I nodded at Jake as I practiced stepping up and back on one of the planks in the therapy room.
“In a few days, I think.” Sweat dripped down my forehead and stung my eyes. I more or less lived in the therapy room. Although, I really wasn’t supposed to be there outside of a session. It was late, and most of the therapists had gone home, so no one cared if anyone stayed in the room until closing. Jake was even more of a fixture here than I was, but I’d noticed pain had been holding him back during the past few group sessions.
“Lucky. The team manager wants me here for three more weeks. They expect me to run back on the field upon discharge, like nothing fucking happened.” He settled on one of medicine balls, gulping a bottle of water that was dwarfed by his huge hand. “Trust me, I’d love that, but I’m a realist. Maybe they’ll let me be an announcer or some shit when they realize my football career is over.” He let out a sad laugh as he rolled back and forth.
“Hey, you don’t know that. It’s not over until it’s over.” In a way, I envied him. He had a lot more to lose but had the foresight to envision another plan, no matter how half-hearted. Beyond helping Dylan out at his construction company, I hadn’t come up with any other options if I couldn’t go back to the fire department. I guessed I’d figure it out, but whenever it would cross my mind, I’d push myself to the point of almost passing out. Danielle wasn’t here today to throw me out, so I had free reign after my session with a fill-in therapist.

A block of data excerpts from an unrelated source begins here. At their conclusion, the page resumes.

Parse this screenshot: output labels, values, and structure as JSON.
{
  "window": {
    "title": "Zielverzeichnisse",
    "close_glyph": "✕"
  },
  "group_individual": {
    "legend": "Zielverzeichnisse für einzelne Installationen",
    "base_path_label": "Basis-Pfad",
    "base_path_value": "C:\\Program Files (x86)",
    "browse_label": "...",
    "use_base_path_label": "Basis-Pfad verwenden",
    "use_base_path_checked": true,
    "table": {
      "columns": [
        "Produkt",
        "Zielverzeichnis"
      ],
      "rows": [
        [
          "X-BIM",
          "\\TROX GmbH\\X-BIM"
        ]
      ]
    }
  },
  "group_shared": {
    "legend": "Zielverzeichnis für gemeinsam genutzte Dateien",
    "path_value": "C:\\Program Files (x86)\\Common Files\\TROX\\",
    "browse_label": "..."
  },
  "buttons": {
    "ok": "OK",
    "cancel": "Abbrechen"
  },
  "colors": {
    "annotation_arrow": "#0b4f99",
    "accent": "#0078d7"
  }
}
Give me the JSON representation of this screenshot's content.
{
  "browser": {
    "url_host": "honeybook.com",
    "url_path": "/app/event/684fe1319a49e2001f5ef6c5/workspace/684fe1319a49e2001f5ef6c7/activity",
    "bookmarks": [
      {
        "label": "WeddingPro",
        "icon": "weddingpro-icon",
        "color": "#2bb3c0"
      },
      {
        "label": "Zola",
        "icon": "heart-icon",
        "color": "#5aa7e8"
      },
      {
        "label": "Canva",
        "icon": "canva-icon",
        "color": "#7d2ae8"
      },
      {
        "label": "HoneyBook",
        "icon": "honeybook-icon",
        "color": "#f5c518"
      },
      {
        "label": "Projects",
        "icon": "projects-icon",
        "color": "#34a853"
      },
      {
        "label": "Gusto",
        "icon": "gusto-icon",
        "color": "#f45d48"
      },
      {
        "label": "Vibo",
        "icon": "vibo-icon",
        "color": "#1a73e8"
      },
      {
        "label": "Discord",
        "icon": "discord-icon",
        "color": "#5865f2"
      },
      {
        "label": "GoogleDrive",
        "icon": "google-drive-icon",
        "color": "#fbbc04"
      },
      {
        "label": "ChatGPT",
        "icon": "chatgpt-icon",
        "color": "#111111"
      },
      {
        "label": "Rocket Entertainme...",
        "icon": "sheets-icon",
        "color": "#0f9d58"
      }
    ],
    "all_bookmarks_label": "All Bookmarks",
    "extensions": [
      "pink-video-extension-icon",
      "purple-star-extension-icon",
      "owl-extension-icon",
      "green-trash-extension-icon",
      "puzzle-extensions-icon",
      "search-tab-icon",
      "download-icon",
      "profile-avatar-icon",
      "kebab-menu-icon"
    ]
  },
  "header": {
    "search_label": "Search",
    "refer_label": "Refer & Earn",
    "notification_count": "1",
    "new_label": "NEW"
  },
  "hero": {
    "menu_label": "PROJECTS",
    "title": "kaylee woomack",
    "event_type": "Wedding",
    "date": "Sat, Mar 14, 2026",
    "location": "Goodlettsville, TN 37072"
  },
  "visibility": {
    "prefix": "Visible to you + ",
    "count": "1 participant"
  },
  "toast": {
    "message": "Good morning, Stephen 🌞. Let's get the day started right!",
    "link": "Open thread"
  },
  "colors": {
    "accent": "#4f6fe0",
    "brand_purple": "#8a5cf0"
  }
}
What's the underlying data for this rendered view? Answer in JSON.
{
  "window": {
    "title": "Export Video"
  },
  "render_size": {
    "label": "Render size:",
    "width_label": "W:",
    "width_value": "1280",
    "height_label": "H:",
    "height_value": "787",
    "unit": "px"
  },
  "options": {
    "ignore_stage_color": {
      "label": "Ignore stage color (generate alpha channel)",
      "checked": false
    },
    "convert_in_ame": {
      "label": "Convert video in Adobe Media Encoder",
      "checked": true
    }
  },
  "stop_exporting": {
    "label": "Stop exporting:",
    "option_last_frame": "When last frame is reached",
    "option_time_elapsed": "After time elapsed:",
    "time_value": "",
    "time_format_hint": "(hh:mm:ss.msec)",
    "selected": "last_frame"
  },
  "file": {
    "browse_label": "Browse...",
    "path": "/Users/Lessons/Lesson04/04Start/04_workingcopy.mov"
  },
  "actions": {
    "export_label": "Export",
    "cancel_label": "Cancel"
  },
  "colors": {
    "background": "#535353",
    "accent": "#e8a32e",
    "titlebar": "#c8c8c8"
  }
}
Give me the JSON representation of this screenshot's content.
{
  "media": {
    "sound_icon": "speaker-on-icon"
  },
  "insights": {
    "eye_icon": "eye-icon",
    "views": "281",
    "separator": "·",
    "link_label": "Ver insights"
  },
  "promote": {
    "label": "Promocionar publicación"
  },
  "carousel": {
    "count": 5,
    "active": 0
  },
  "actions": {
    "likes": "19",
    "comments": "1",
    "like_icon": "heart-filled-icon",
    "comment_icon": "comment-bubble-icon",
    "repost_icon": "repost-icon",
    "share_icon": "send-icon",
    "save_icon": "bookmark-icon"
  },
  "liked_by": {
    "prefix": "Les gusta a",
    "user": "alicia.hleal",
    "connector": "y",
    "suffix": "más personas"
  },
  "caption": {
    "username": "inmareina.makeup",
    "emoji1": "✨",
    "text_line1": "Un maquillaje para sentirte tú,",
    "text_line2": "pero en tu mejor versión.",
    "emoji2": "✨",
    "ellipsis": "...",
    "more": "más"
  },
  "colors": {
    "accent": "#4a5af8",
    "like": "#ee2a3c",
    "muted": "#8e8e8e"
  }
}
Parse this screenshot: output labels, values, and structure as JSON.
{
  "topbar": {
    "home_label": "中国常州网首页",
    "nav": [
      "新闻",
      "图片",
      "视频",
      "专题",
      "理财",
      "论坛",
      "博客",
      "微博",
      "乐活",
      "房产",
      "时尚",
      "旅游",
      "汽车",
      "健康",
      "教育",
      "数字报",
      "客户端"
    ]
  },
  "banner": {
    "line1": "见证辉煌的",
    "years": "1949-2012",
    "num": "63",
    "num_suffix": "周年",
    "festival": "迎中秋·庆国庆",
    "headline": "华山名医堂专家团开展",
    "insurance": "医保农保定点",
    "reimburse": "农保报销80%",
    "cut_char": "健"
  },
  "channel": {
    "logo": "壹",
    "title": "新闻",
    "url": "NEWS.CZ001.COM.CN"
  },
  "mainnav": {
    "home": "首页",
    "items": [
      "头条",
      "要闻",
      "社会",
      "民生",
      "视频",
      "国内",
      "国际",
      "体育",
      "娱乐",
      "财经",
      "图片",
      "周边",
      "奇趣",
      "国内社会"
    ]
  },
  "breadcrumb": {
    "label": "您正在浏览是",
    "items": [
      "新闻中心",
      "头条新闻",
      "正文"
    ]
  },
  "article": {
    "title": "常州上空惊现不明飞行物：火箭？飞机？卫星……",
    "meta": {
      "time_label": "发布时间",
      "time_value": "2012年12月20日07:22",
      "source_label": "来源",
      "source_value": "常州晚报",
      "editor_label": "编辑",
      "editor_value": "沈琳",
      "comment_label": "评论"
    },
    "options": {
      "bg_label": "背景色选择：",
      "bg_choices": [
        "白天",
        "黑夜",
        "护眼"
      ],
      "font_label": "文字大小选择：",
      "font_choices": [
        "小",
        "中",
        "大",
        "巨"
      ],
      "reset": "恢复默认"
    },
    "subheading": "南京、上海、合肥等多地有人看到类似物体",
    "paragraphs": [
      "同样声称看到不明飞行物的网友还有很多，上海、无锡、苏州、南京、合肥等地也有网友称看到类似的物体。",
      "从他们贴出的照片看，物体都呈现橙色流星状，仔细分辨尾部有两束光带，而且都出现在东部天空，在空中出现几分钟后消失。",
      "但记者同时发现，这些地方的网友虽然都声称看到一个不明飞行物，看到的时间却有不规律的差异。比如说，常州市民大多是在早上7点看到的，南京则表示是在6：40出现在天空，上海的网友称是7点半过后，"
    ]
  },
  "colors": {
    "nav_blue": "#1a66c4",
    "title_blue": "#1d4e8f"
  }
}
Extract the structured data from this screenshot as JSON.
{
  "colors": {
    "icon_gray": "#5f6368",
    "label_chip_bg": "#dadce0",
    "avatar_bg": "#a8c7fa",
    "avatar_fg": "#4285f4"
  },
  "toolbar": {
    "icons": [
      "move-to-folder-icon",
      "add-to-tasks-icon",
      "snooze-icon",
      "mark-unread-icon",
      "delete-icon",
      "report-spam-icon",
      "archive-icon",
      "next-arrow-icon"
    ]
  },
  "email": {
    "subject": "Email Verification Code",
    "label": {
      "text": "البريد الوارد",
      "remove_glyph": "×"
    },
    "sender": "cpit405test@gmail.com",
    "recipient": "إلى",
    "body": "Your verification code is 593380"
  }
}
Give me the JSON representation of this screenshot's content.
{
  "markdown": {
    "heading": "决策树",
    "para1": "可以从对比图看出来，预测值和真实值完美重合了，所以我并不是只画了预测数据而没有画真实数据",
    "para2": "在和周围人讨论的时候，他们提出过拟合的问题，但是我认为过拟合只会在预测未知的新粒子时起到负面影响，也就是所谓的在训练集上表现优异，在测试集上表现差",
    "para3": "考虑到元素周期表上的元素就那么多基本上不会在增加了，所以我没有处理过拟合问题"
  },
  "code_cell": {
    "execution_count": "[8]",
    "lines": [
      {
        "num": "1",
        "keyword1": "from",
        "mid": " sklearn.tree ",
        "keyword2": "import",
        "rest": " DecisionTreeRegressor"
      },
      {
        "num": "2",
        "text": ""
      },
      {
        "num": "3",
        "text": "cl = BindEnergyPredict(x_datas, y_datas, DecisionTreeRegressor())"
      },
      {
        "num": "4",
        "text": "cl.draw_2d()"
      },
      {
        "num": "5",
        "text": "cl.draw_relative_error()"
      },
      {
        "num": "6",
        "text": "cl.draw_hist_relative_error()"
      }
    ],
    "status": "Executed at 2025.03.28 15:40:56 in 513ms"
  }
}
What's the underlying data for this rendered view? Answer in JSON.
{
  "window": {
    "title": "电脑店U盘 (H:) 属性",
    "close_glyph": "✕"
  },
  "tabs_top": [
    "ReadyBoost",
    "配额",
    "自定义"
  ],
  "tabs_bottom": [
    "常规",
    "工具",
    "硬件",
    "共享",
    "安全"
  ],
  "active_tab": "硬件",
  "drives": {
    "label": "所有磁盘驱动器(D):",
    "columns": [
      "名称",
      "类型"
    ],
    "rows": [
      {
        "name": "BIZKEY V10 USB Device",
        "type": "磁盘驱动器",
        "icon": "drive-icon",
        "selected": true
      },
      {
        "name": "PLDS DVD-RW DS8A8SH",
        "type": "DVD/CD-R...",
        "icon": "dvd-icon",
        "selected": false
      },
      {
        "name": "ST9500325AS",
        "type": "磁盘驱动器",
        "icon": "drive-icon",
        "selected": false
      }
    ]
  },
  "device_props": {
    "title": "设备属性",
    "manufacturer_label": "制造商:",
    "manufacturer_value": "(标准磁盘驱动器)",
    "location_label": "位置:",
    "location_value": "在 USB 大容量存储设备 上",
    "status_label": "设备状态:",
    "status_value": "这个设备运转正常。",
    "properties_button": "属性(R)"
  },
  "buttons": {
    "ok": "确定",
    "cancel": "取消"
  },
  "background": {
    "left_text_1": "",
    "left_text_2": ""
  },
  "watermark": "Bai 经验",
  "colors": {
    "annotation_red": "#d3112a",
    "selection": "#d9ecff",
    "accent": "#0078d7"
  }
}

“Do you think it’s worse in the end to have hope or to just give up?” His normally booming voice was small as he stared into the distance.
I shrugged as I twisted off the cap on my own bottle of water. Wasn’t that the million-dollar question?
“Depends. I could feel like shit now or later, or be pleasantly surprised. I guess it doesn’t matter in the end. At least, it feels like I’m doing something about it now, even if it doesn’t work.”
“Nah, I think it’ll work. You’ll be back on the truck before you know it.”
“And you may be back on the field before you know it.” I tapped his arm before reaching for my towel. He was an okay guy, even if he hit on my sister. My best friend was doing a lot more than that with PJ—a notion I didn’t like to entertain for too long.
The past couple of months had been an intensive lesson in general tolerance.
“Where’s your girl?” His lips tipped up into a smirk.
“My girl?” My eyes narrowed, hoping he wasn’t referring to my sister.
He jerked his head to one of the therapy tables. “Danielle. I wish my therapist liked me that much. I think Leanne kinda despises me, although can’t say I blame her. I’m an annoying prick. When I’m out of here, I’ll send her a case of wine with my apologies.”